Nov 16, 2013
06:48 AMThe Connecticut Story
Group Formed After Newtown Shooting Wants Gun Dialogue to Be More Civil
Melanie Stengel/New Haven Register
Mark Barden of Sandy Hook Promise meets with the New Haven Register editorial board Friday. Barden, advocacy director for the group, lost his son, Daniel, in the Sandy Hook Elementary School shootings in Newtown Dec. 14, 2012.
The families of the Dec. 14, 2012, Sandy Hook victims and others from Newtown are ready to take a stand against the bittnerness and partisanship that has stained the gun-control debate in the last year.
It’s time, they say, to come together and talk, from every point of view, and find a sensible way through to ending gun violence.
Members of Sandy Hook Promise met with the New Haven Register’s editorial board Friday to talk about their new initiative, Parent Together.
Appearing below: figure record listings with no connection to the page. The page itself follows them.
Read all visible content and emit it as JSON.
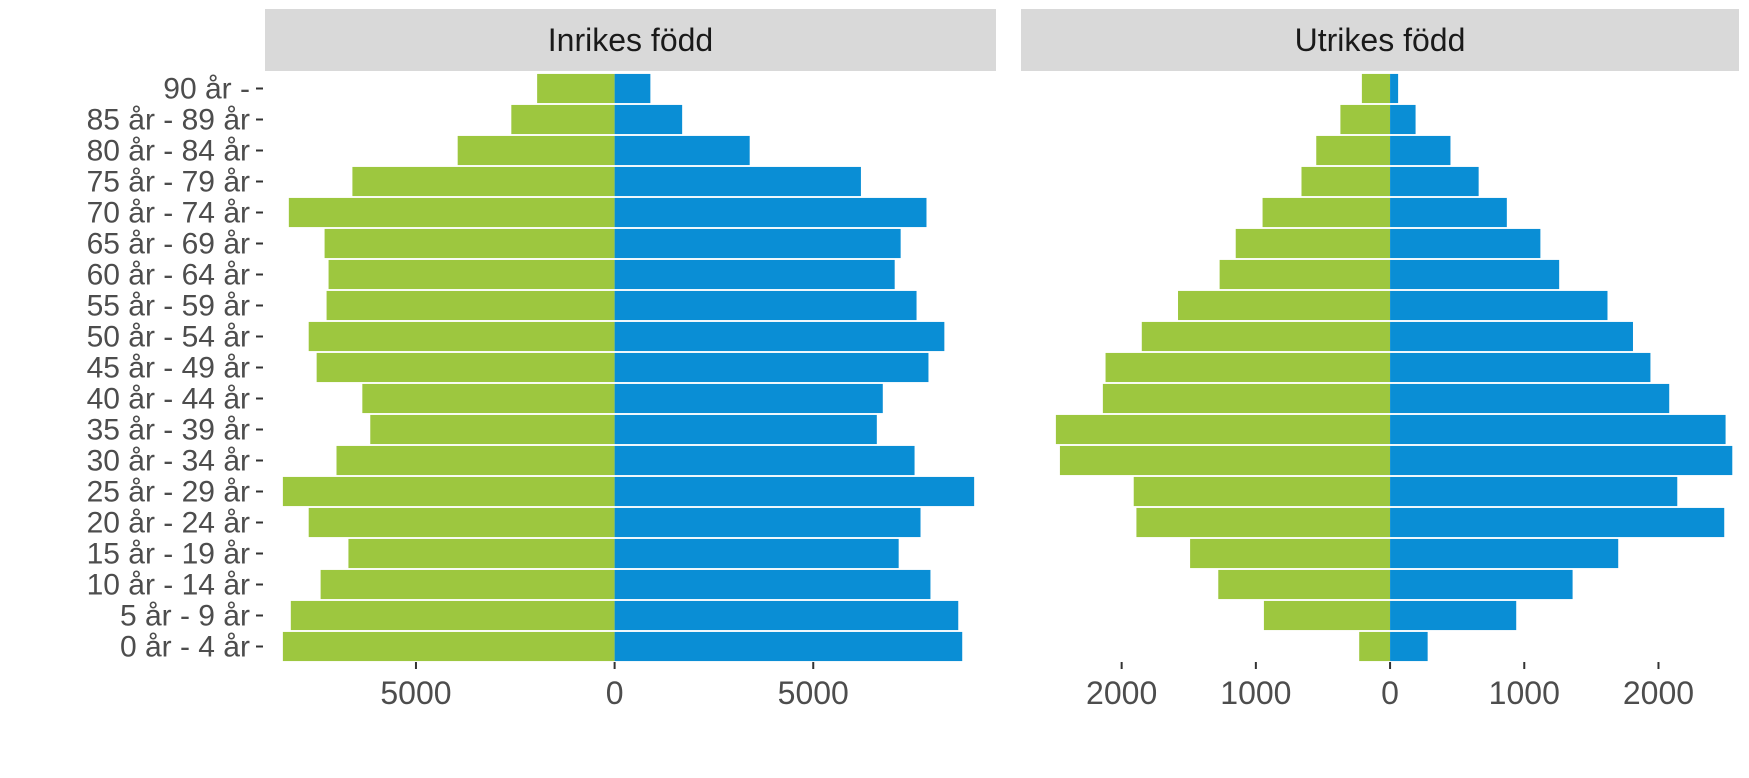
{
  "chart_data": {
    "type": "bar",
    "layout": "population-pyramid",
    "facets": [
      "Inrikes född",
      "Utrikes född"
    ],
    "categories": [
      "0 år - 4 år",
      "5 år - 9 år",
      "10 år - 14 år",
      "15 år - 19 år",
      "20 år - 24 år",
      "25 år - 29 år",
      "30 år - 34 år",
      "35 år - 39 år",
      "40 år - 44 år",
      "45 år - 49 år",
      "50 år - 54 år",
      "55 år - 59 år",
      "60 år - 64 år",
      "65 år - 69 år",
      "70 år - 74 år",
      "75 år - 79 år",
      "80 år - 84 år",
      "85 år - 89 år",
      "90 år -"
    ],
    "panels": [
      {
        "facet": "Inrikes född",
        "xlim": [
          -8800,
          9600
        ],
        "xticks": [
          -5000,
          0,
          5000
        ],
        "xtick_labels": [
          "5000",
          "0",
          "5000"
        ],
        "series": [
          {
            "color": "#9dc73f",
            "values": [
              -8350,
              -8150,
              -7400,
              -6700,
              -7700,
              -8350,
              -7000,
              -6150,
              -6350,
              -7500,
              -7700,
              -7250,
              -7200,
              -7300,
              -8200,
              -6600,
              -3950,
              -2600,
              -1950
            ]
          },
          {
            "color": "#0a8ed5",
            "values": [
              8750,
              8650,
              7950,
              7150,
              7700,
              9050,
              7550,
              6600,
              6750,
              7900,
              8300,
              7600,
              7050,
              7200,
              7850,
              6200,
              3400,
              1700,
              900
            ]
          }
        ]
      },
      {
        "facet": "Utrikes född",
        "xlim": [
          -2750,
          2600
        ],
        "xticks": [
          -2000,
          -1000,
          0,
          1000,
          2000
        ],
        "xtick_labels": [
          "2000",
          "1000",
          "0",
          "1000",
          "2000"
        ],
        "series": [
          {
            "color": "#9dc73f",
            "values": [
              -230,
              -940,
              -1280,
              -1490,
              -1890,
              -1910,
              -2460,
              -2490,
              -2140,
              -2120,
              -1850,
              -1580,
              -1270,
              -1150,
              -950,
              -660,
              -550,
              -370,
              -210
            ]
          },
          {
            "color": "#0a8ed5",
            "values": [
              280,
              940,
              1360,
              1700,
              2490,
              2140,
              2550,
              2500,
              2080,
              1940,
              1810,
              1620,
              1260,
              1120,
              870,
              660,
              450,
              190,
              60
            ]
          }
        ]
      }
    ],
    "grid": false
  }
}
While they are not opposed to people owning guns and they respect the Second Amendment, Promise members would like the conversation to shift, almost radically, to one of understanding and genuine communication.
“When you sit across from somebody and say ‘I don’t want to take your gun,’ knowing my daughter was shot ... it means something,” said Nelba Marquez-Greene, whose 6-year-old daughter, Ana Grace, was one of 26 pupils and staff members of Sandy Hook Elementary School killed by Adam Lanza.
“Parent Together is really an opportunity to reframe the debate,” said Rob Cox, a co-founder of Sandy Hook Promise. “It’s not about politics; it’s not about partisan division.” Rather, it’s about “the love parents have for their children and the love children have for their parents.”
“I’d like to see us as a nation much more aware, more better informed and much more responsive, proactive rather than reactive,” said Marquez-Greene.
Cox pointed out that 31,000 Americans die from gun violence each year, and guns are not subject to the same consumer product safety requirements as lawn darts, for example. The issues need to be discussed in a reasonable way, not with rancor, he said. Promise was “always, from the outset, a group of parents frankly who felt they had to get together and ask these questions,” said Cox, who was flying in from London on Dec. 14.
“We have to frame it in a way that says it’s OK to have a gun ... but there have to be some regulations that go along with that,” said Mark Barden, whose son Daniel, 7, was another of the Sandy Hook victims. Daniel’s siblings, James, 13, and Natalie, 11, also want to be part of the solution, Barden said. “James also said, ‘I don’t want any other family to have to go through this,’” he said.
He said Daniel would walk over and sit with a child who was eating alone in the cafeteria. “He would have done a lot of good work in this world, so we’re going to try to do that for him.”
As the anniversary approaches, Promise members would like it to be marked as “a solemn time of remembrance,” Barden said.